The people whom choose to try are in for a VERY rude surprise.
Saturday evening, a friend (Sean) and i were down there taking pics of trains, plus we wanted to get some of the ancient pier buildings before they disappear (to build an IKEA, or something).
While getting the last few shots, a civilian on a motorcycle rides up and asks us what we're doing. We tell him, and he says to us "Well, you might as well wait around for the cops, because I already called them on you."
We wait. Cops arrive 25 mins later. There's two cops, the young one gets out and starts giving us a hard time. Tells us there are NO PHOTOGRAPHY signs "All Over The Place". Tells us we can't take pictures of the port anymore due to 'Homeland Security'. He REALLY didn't like it when we tried to tell him that there is ONE sign in the area (which reads "No photography ON facility", and it's posted a block away). Insisted that we had to be stopped so they could "Ascertain Who You Are" because we were "Taking Pictures In A Non-Tourist Area". Using big words, lots of emphasis, not giving a shit about both sides of the story, and relying on tactics used by psychological bullies. (The marks of a truly professional law enforcement officer.)

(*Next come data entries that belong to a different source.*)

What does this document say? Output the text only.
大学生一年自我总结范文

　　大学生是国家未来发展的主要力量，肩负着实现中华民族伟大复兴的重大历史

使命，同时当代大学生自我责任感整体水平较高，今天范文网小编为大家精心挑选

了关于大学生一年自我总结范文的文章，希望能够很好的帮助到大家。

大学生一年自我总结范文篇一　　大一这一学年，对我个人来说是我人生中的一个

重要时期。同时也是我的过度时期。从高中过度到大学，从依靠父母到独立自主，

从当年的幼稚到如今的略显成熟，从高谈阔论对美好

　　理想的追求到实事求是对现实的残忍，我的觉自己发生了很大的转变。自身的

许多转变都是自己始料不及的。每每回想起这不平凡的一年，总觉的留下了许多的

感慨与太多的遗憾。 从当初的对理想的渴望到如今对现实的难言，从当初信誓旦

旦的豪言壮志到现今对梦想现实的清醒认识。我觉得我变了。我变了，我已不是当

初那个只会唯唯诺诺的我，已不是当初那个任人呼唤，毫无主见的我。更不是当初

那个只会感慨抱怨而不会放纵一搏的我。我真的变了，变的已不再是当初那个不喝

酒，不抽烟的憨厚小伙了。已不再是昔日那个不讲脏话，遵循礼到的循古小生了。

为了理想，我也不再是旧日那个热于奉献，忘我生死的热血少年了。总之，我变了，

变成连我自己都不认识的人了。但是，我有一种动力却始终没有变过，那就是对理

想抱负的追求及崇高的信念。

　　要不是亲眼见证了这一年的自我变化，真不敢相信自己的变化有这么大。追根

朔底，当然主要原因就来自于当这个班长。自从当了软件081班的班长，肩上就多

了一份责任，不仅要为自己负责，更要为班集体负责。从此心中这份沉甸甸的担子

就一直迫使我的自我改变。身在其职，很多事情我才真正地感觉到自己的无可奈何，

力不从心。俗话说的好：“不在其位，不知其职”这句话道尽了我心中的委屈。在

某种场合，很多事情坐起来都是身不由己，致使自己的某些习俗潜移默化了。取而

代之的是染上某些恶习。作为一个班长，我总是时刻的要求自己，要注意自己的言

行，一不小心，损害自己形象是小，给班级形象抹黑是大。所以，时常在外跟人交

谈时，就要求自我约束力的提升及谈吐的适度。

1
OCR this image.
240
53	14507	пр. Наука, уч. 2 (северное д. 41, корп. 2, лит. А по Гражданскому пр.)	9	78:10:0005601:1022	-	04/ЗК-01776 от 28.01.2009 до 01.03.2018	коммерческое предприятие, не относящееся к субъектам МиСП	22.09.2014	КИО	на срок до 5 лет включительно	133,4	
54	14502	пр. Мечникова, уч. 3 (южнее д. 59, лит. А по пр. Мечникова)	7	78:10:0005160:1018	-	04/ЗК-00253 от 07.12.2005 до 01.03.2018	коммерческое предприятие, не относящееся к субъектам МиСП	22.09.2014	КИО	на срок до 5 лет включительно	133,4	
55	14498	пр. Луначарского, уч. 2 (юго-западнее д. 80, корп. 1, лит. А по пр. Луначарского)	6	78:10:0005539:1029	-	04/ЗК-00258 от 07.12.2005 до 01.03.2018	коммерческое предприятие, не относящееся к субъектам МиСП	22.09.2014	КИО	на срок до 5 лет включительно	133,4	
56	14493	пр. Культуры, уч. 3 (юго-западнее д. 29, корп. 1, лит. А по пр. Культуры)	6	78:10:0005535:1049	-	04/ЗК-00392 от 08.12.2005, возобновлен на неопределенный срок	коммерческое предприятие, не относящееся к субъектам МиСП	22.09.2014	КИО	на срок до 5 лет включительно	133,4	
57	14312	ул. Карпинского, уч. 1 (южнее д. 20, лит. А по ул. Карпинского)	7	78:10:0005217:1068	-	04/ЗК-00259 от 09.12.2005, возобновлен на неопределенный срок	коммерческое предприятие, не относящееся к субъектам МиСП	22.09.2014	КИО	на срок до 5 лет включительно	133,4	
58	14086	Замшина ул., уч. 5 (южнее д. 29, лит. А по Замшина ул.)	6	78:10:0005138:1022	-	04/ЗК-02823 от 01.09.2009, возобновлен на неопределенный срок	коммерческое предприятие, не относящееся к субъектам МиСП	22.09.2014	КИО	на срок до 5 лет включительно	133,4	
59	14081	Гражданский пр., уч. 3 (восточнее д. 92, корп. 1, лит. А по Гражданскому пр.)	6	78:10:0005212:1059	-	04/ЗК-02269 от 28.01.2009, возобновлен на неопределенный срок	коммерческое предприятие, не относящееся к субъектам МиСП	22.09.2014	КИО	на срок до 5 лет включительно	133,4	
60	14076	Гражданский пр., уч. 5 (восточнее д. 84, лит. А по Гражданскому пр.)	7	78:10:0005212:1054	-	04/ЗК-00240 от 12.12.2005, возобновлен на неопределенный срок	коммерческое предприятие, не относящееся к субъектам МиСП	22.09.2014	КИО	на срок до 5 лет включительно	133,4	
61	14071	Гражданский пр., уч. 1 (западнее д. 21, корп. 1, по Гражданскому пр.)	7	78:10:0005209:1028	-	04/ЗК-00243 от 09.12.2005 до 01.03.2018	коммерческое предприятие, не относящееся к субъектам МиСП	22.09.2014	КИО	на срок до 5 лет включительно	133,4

All this, simply on the word of the one civilian whom had called us in; without the officer even witnessing the photography himself.
The other cop (who was actually pretty cool and reasonable) eventually tells us that the port has been handling military shipments, and that's why the DRPA has been so anxious about security in the area. Well, that's a reasonable explanation (if it is true), but how is anyone supposed to know there's a photography restriction if there's inadequate signage?!
None of the piers are military-owned; they're all private companies. Both State and Federal law allow the photography of anything visible from public streets, regardless of trademark laws or vague concerns about "security". (law states that they can make photography of Military/government facilities prohibited, but that it must be CLEARLY POSTED so.) There are NO signs posted detailing the photography ban, and such a ban would be legally unenforceable anyway.
The reality is, anyone with sinister intentions can ride by with a camera phone, take a series of pics, and be gone before ANYONE notices. Or, they could just use one of the many web-based satellite photo services to get their pictures without even having to leave the house.
So i've contacted the ACLU, and i'm stopping by the 4th Precinct this evening to pick up a copy of the report, as well as file a complaint against the young officer for his behavior.
Following that, Sean and i were thinking about getting together a group of 50+ people, to stand around down at the port, taking pictures of any damn thing we can see from the public road. As it's completely within the letter of the law, they can't ashcroft all of us. Call the news services, get them to send camera crews down, and document our protest.
Would any of you like to help?
Link to poll in my journal (to consolidate results)
If we can't get enough people together, we'll postpone. No sense in taking unnecessary risks. (and of course, if we do learn that it actually *is* legal for them to ban photography, we'll be pursuing that through legal channels, so no gathering will be necessary.)